Naga Gulung - Chapter 479
Buku 14 – Iblis – Bab 30 – Pemeriksaan Inventaris
Buku 14, Iblis – Bab 30, Pemeriksaan Inventaris
Di aula utama lantai pertama Kastil Fiend, cukup banyak orang berkumpul, di antaranya adalah tim Linley.
“Nona Yuna!” Bebe berdiri di depan konter, tertawa sambil menyapa karyawan wanita itu, Yuna.
Yuna menatap Bebe dengan sedikit terkejut dan senang, serta ke arah Linley dan Delia yang berada di belakangnya. “Linley, aku baru saja menghela napas memikirkan betapa sedikitnya orang yang selamat di kelompokmu. Aku tidak menyangka kalian bertiga selamat dan berhasil kembali. Selamat, sungguh.”
“Kami cukup beruntung.” Setiap kali Linley memikirkan apa yang terjadi di luar Kota Royalwing, dia masih merasakan ketakutan.
Saat berhadapan dengan Wyrnessin, Linley menyadari bahwa ia sama sekali tidak mampu melawan. Perbedaan kekuatan mereka terlalu besar.
“Nona Yuna, kami sudah lama di sini. Kapan kami akan mendapat kesempatan untuk menyerahkan bukti bahwa kami telah menyelesaikan ujian?” tanya Bebe dengan agak panik. Kelompok Linley sudah menunggu cukup lama di lantai pertama. Yuna tertawa sambil berkata, “Jangan tidak sabar. Kalian sudah menjadi Iblis sekarang. Ini tidak semudah hanya memberi kalian medali Iblis. Ada prosesnya.”
Beberapa saat kemudian…
“Orang-orang yang berhasil dalam ujian Iblis di Kastil Danau Bulan, sampai ke lantai dua!” Tiba-tiba, seorang pria berotot dengan rambut pirang pendek turun dari tangga lantai dua Kastil Iblis.

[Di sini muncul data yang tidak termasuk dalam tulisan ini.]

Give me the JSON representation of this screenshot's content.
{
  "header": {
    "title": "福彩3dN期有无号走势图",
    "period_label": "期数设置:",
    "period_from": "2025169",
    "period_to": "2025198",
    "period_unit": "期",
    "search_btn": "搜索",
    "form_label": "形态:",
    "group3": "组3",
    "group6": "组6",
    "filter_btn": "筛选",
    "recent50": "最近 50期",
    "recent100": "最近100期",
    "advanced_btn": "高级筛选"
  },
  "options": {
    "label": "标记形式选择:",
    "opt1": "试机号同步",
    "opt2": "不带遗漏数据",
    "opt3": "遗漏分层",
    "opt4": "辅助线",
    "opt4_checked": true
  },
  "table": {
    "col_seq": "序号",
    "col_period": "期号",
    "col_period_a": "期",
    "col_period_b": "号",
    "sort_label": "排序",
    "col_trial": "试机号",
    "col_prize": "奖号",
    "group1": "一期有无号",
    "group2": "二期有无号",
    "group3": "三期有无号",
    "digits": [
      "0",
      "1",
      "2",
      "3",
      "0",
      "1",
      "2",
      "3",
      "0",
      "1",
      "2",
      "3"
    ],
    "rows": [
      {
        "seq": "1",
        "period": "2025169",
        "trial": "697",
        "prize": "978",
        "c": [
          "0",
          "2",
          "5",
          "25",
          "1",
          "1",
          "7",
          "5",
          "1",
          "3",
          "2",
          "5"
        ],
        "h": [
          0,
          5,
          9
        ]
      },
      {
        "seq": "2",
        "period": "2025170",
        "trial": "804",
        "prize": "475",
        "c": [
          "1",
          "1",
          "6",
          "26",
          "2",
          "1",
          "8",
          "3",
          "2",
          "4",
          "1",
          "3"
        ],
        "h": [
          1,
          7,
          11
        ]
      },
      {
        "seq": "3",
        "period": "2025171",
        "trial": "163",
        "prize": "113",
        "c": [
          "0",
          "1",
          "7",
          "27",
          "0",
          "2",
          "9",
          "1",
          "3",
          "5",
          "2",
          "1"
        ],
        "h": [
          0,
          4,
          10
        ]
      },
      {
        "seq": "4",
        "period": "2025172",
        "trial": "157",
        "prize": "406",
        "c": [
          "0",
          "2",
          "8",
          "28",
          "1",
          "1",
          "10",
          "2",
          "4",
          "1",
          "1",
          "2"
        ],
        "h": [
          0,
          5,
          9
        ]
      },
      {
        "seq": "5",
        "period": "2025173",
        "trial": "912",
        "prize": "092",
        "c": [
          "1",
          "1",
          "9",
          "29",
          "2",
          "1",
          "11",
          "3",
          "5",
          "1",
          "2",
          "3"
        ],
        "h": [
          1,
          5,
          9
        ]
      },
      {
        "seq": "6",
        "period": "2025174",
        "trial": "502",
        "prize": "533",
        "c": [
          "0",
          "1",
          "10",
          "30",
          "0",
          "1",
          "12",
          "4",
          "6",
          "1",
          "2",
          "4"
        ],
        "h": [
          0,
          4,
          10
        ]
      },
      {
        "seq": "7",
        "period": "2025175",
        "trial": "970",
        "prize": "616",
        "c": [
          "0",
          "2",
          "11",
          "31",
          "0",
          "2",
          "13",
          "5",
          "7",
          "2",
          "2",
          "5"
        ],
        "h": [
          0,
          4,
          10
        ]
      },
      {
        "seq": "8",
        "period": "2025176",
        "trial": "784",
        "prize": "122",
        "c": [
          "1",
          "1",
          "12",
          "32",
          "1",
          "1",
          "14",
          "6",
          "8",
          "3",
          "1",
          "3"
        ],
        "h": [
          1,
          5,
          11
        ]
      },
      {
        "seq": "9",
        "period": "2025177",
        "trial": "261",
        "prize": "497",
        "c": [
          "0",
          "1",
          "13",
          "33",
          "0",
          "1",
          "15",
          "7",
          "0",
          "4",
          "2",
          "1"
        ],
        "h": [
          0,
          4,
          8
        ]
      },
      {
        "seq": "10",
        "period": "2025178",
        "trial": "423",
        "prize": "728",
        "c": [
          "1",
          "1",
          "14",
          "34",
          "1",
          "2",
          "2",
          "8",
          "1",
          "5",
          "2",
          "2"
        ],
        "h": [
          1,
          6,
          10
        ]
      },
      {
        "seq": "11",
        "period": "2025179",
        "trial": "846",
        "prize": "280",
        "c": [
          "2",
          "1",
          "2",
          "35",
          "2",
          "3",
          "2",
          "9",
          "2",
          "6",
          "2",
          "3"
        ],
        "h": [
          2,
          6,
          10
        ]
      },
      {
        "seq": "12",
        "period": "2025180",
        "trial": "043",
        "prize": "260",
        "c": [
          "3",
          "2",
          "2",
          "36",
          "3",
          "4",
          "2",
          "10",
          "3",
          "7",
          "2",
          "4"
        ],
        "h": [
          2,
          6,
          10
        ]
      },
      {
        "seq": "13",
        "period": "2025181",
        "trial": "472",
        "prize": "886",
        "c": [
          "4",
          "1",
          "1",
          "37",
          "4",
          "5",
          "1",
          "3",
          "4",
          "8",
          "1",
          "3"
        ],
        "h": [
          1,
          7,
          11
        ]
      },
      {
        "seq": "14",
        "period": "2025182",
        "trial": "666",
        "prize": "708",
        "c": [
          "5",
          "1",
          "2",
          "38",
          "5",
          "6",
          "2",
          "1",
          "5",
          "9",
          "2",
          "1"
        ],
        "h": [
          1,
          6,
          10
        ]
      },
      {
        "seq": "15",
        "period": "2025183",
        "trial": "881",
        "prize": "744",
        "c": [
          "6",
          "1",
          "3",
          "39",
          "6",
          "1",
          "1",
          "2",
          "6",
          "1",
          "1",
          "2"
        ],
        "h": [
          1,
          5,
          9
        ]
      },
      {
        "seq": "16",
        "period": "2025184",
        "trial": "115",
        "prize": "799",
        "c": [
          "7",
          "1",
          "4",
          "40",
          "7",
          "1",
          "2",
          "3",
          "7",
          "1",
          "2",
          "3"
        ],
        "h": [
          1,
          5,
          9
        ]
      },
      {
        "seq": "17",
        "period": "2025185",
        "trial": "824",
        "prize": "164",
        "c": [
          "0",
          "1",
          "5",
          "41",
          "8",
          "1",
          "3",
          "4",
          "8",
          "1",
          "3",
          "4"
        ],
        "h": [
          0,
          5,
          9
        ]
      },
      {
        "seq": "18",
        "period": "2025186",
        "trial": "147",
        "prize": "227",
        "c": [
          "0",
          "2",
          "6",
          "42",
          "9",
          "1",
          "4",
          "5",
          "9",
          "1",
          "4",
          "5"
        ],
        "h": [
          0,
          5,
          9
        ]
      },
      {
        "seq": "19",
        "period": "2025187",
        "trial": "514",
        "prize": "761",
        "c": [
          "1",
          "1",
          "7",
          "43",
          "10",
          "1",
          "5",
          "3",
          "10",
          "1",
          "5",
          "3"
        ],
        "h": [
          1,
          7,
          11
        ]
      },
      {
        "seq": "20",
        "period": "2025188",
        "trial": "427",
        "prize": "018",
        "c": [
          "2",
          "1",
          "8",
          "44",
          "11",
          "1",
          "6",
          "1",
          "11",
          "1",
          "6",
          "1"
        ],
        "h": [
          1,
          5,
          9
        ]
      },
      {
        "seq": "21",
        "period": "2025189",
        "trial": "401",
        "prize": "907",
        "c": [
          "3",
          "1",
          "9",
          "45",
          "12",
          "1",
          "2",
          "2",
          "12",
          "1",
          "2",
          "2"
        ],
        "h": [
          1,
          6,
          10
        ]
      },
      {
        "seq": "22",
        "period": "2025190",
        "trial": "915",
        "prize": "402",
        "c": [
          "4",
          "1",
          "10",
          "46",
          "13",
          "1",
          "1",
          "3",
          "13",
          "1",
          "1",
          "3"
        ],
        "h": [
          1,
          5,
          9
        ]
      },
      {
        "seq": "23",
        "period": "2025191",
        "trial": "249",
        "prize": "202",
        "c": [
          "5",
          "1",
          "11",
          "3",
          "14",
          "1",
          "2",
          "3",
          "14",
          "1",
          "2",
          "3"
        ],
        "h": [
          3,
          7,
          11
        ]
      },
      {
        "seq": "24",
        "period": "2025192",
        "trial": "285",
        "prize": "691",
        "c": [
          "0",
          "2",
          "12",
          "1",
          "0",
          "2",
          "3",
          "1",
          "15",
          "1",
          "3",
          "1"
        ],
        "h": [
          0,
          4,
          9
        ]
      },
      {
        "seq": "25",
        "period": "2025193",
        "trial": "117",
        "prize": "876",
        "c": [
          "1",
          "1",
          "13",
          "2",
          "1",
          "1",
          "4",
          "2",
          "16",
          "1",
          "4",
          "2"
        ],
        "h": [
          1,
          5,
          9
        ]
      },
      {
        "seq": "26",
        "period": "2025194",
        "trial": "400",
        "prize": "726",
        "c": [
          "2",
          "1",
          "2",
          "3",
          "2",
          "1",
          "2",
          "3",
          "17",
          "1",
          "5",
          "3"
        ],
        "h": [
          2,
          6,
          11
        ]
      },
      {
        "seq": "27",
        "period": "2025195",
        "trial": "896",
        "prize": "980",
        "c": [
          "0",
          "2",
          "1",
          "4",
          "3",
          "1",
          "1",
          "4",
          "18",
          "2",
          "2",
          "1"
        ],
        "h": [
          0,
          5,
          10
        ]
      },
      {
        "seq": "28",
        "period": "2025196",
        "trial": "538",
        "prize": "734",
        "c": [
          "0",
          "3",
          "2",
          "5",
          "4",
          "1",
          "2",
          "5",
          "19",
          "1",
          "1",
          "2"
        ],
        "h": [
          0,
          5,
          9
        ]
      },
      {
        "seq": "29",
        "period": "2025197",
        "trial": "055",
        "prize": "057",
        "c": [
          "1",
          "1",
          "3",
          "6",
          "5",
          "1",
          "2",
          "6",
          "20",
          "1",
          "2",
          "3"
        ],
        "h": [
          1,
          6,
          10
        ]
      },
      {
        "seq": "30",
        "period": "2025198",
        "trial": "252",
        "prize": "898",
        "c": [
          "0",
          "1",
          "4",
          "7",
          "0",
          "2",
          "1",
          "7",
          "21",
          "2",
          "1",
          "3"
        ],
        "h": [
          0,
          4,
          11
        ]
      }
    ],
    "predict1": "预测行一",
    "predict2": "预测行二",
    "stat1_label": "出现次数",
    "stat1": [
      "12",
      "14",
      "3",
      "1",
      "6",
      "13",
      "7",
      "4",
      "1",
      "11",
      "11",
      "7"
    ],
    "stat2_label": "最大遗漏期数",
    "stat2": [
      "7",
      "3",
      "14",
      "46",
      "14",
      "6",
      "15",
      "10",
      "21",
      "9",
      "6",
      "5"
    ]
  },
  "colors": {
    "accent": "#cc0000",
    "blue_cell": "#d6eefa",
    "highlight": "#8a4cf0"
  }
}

“Cepatlah,” kata Yuna sambil tertawa.
“Nona Yuna, kalau begitu kami akan naik ke atas sekarang,” Bebe terkekeh.
Seketika itu juga, kelompok Linley yang berjumlah lebih dari dua puluh orang melangkah ke tangga yang menuju ke lantai dua Kastil Iblis. Aula utama di lantai dua ini jauh lebih kecil daripada aula utama di lantai pertama, dan di sini juga terdapat banyak ruangan. Kelompok Linley dipimpin oleh pria berotot dengan rambut pirang pendek menuju sebuah ruangan hitam.
Di dalam ruangan hitam itu, ada tiga orang yang duduk.
“Kalian semua, maju satu per satu dan serahkan cincin bulan, serta segel Iblis.” Salah satu dari mereka, seorang pria paruh baya berjubah hitam, berkata dengan jelas.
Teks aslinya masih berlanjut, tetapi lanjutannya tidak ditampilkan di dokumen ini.